Przypomnijmy, że jeszcze w 2019 roku Donald Tusk twierdził, że "spowalnianie procesu odchodzenia od węgla oznacza śmierć kolejnych tysięcy polskich dzieci". Mimo iż rząd ZP od początku podkreślał, że transformacja energetyczna musi być sprawiedliwa. 

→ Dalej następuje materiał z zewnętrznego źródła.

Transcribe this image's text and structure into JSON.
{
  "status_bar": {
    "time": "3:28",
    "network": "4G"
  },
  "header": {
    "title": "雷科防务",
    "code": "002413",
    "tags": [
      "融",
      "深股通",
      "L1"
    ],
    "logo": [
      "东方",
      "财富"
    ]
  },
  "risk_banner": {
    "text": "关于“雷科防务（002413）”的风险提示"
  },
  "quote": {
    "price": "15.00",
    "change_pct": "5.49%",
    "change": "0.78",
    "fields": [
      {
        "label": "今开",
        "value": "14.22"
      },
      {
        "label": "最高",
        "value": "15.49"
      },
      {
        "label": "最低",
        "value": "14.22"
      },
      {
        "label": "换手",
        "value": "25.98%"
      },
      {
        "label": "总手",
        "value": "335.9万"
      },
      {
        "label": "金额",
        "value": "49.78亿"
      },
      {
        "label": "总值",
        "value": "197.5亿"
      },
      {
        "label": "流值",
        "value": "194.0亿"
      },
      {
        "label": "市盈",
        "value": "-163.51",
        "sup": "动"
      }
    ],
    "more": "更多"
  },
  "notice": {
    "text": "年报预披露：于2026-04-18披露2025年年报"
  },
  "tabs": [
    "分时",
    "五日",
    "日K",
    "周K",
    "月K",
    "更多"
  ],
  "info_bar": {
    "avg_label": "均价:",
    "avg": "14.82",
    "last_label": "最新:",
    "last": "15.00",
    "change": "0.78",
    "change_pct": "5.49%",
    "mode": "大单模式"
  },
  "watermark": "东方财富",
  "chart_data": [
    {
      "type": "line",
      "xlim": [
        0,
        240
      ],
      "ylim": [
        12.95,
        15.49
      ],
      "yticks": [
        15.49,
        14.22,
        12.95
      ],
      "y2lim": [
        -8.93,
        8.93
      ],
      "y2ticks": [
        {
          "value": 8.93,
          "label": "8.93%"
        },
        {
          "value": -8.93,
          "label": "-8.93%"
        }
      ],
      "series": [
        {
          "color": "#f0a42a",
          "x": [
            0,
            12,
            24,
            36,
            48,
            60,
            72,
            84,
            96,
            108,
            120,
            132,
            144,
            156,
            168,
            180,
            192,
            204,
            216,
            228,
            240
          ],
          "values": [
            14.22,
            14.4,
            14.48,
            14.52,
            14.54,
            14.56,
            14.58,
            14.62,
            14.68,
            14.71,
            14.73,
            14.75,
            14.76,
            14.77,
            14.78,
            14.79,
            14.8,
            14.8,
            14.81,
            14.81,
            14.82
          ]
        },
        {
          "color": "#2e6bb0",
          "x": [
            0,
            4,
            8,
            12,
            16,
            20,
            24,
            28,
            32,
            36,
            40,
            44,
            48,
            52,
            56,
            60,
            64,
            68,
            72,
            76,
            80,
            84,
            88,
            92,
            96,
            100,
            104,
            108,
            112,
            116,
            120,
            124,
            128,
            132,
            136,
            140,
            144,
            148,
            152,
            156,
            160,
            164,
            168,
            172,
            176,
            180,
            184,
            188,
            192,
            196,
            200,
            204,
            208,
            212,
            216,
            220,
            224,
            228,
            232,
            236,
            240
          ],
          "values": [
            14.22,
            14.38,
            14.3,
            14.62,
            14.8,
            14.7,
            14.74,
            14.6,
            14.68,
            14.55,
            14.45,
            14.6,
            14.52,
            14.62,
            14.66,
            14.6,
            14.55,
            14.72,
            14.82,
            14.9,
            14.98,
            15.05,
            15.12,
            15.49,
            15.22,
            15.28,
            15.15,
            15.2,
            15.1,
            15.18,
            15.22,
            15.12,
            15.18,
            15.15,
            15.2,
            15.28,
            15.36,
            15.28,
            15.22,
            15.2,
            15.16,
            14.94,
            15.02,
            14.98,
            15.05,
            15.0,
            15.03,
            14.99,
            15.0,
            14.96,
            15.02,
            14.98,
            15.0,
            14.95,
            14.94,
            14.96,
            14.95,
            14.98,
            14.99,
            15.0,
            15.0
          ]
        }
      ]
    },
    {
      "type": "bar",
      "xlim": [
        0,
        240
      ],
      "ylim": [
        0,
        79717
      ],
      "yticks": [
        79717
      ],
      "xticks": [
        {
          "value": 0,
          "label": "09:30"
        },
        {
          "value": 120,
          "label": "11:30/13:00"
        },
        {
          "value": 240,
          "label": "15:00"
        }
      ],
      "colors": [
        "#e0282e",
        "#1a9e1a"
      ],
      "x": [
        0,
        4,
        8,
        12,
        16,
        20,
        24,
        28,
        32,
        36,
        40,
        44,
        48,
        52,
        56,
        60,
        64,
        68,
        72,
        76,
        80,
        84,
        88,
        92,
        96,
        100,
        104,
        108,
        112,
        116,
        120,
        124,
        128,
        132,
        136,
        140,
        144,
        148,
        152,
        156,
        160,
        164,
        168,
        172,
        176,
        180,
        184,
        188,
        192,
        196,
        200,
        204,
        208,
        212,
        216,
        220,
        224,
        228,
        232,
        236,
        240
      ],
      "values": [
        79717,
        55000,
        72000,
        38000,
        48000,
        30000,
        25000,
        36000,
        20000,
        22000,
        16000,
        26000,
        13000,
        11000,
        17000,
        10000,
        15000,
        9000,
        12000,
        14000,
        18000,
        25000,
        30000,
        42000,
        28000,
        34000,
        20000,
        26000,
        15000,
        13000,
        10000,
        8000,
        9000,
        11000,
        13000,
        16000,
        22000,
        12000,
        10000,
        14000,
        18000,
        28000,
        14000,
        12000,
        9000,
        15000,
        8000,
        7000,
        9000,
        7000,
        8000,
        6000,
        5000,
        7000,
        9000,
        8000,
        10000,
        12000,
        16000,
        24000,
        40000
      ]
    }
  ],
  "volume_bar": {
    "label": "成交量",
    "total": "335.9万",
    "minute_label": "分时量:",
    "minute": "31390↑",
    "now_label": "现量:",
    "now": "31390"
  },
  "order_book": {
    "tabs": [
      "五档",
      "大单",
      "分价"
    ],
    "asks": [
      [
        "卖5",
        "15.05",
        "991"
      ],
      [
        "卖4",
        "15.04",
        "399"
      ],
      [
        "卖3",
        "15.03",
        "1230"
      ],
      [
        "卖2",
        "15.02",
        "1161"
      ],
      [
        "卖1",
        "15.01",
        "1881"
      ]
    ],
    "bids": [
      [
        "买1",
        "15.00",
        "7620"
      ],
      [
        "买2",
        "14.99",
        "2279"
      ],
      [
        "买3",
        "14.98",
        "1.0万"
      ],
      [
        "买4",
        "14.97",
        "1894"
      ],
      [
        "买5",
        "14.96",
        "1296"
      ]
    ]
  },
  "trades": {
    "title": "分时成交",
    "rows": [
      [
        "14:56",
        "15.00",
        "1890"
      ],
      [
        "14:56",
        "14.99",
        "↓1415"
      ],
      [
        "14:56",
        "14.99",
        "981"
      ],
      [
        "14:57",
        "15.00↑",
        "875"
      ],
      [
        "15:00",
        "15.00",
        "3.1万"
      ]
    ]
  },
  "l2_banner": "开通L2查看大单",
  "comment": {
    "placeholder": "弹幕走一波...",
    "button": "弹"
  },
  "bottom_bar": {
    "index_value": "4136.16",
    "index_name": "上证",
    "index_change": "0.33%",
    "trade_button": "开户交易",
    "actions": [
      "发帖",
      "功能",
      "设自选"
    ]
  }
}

NSZZ "Solidarność" nie widzi dziś w Tusku partnera do poważnych rozmów. Były premier jest bowiem dla działaczy kompletnie niewiarygodny. - Pamiętam sprzed kilku lat, jak spotykaliśmy się z panem Donaldem Tuskiem przez kilka, kilkanaście miesięcy, kiedy był on jeszcze premierem. Panowała wtedy trudna sytuacja w górnictwie, próbowaliśmy negocjować w tej sprawie, a pan Tusk po kilku miesiącach wystawił nas do wiatru. My zostaliśmy z tymi negocjacjami jak Himilsbach z angielskim, a pan Tusk pojechał sobie do Brukseli objąć ważne stanowisko – stwierdził przewodniczący związkowego Krajowego Sekretariatu Górnictwa i Energetyki Jarosław Grzesik. Tusk jest dla nas osobą niewiarygodną - dodał.